An economic report has highlighted that the United Arab Emirates led Gulf Cooperation Council (CCG), acquiring the largest proportion of the total value of real estate transactions carried out during the first ten months of 2023, exceeding expectations for the entire year 2022.
The report, published today by Kamco invest The company said the value of real estate businesses in GCC countries reached $171.6 billion from January to October 2023, growing by 21.1 percent annually compared to $141.7 billion in the previous year. same period of 2022.
The report highlighted that Dubai accounted for 52.1 percent of the total value of real estate transactions executed across all GCC countries.
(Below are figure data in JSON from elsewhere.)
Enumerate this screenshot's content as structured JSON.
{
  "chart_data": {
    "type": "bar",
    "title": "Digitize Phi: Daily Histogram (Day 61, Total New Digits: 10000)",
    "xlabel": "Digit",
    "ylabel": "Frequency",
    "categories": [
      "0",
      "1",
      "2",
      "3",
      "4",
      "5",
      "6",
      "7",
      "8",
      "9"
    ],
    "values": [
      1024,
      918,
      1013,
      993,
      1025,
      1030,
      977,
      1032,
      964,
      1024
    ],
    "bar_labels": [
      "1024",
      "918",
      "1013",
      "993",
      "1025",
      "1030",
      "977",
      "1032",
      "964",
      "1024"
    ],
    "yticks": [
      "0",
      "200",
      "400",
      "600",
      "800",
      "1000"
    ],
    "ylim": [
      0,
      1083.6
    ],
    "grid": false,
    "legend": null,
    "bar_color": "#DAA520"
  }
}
The value of real estate deals in Dubai increased almost 57 percent year-on-year during the first ten months of 2023, significantly driven by rising prices from major developers and increased demand for luxury properties under construction for single-family and multi-family homes. . valued at over AED 5 million.
Additionally, the report noted that the value of real estate transactions in Abu Dhabi increased by 56 percent during the first nine months of 2023. This contributed to the performance of the UAE markets in improving the overall value of real estate transactions for the GCC countries. during the first ten months of the current year, exceeding estimates for all of 2022, which stood at $165.8 billion.
Furthermore, according to Kamco InvestsAccording to the report, real estate stock indices in the UAE and Saudi Arabia continued their strong performance, witnessing significant gains during the first 11 months of the current year.
According to the Gulf Real Estate Total Return Index released by Refinitiv, the sector’s performance increased 19.2 percent, outperforming Morgan Stanley’s Gulf Index. This growth was driven by the strong performance of real estate development indices in Dubai at 32.9 percent, Abu Dhabi at around 29 percent and Saudi Arabia at 21.4 percent.